La Corte di Cassazione, terza sezione penale, con sentenza n. 50619 depositata il 7.11.2017, ha sancito un principio di diritto che conferma l’orientamento di “pugno duro” contro i reati fiscali.
Facciamo un passo indietro. A seguito della nota sentenza “Taricco” della Corte di Giustizia Europea, la Suprema Corte ha aderito all’orientamento secondo il quale per le gravi violazioni fiscali andrebbe disapplicato l’art. 161, comma 2 c.p. In tal modo la prescrizione di tali reati sarebbe più lunga.
La Cassazione, con la sentenza depositata ieri, ha ritenuto che il termine di prescrizione per il reato di falsa fatturazione commesso dall’imputato, al quale era stata contestata la recidiva reiterata, sia fissato in sedici anni e otto mesi. Non ha ritenuto, invece, violato il principio “caro” alla Corte di Giustizia Europea del ne bis in idem nel caso di doppia applicazione della circostanza aggravante della recidiva nel calcolo del tempo necessario a prescrivere. Sicché l’aumento di pena per la recidiva è stato calcolato sia con riferimento al termine di prescrizione ordinario del reato (art. 157 c.p.), sia con riferimento al termine interruttivo (art. 161 c.p.).

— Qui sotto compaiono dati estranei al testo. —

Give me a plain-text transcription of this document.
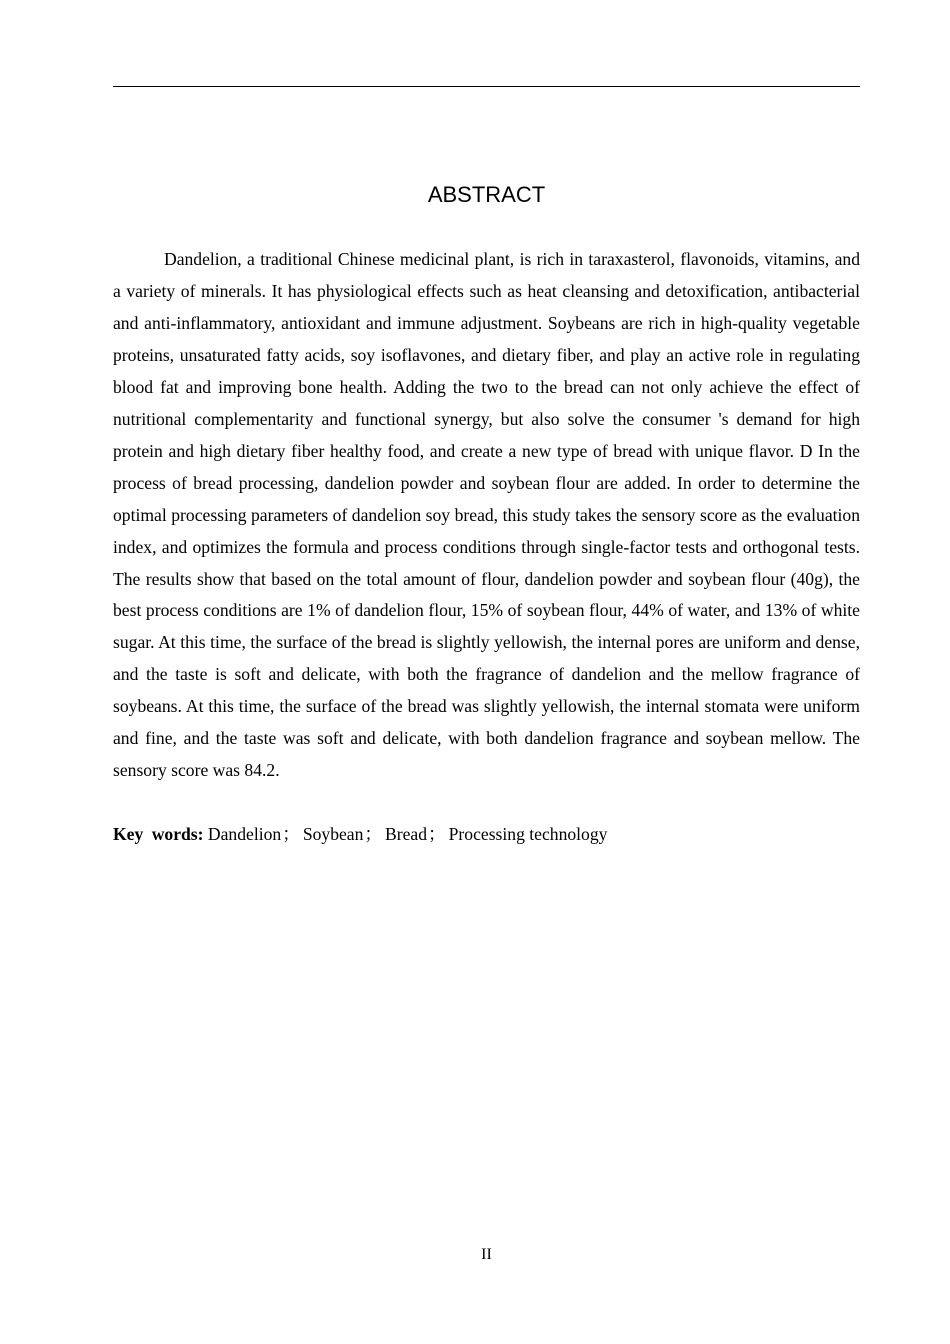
ABSTRACT

Dandelion, a traditional Chinese medicinal plant, is rich in taraxasterol, flavonoids, vitamins, and a variety of minerals. It has physiological effects such as heat cleansing and detoxification, antibacterial and anti-inflammatory, antioxidant and immune adjustment. Soybeans are rich in high-quality vegetable proteins, unsaturated fatty acids, soy isoflavones, and dietary fiber, and play an active role in regulating blood fat and improving bone health. Adding the two to the bread can not only achieve the effect of nutritional complementarity and functional synergy, but also solve the consumer 's demand for high protein and high dietary fiber healthy food, and create a new type of bread with unique flavor. D In the process of bread processing, dandelion powder and soybean flour are added. In order to determine the optimal processing parameters of dandelion soy bread, this study takes the sensory score as the evaluation index, and optimizes the formula and process conditions through single-factor tests and orthogonal tests. The results show that based on the total amount of flour, dandelion powder and soybean flour (40g), the best process conditions are 1% of dandelion flour, 15% of soybean flour, 44% of water, and 13% of white sugar. At this time, the surface of the bread is slightly yellowish, the internal pores are uniform and dense, and the taste is soft and delicate, with both the fragrance of dandelion and the mellow fragrance of soybeans. At this time, the surface of the bread was slightly yellowish, the internal stomata were uniform and fine, and the taste was soft and delicate, with both dandelion fragrance and soybean mellow. The sensory score was 84.2.

Key words: Dandelion； Soybean； Bread； Processing technology

II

Vale la pena segnalare che tale sentenza si discosta da altri orientamenti della Suprema Corte con riferimento ad altra tipologia di reati. Sarà sicuramente una sentenza che farà riflettere non solo il difensore, che aveva contestato l’applicazione congiunta delle due norme che hanno il medesimo effetto di dilatazione dei termine, ma anche gli altri operatori del diritto in relazione alla negata violazione del ne bis in idem.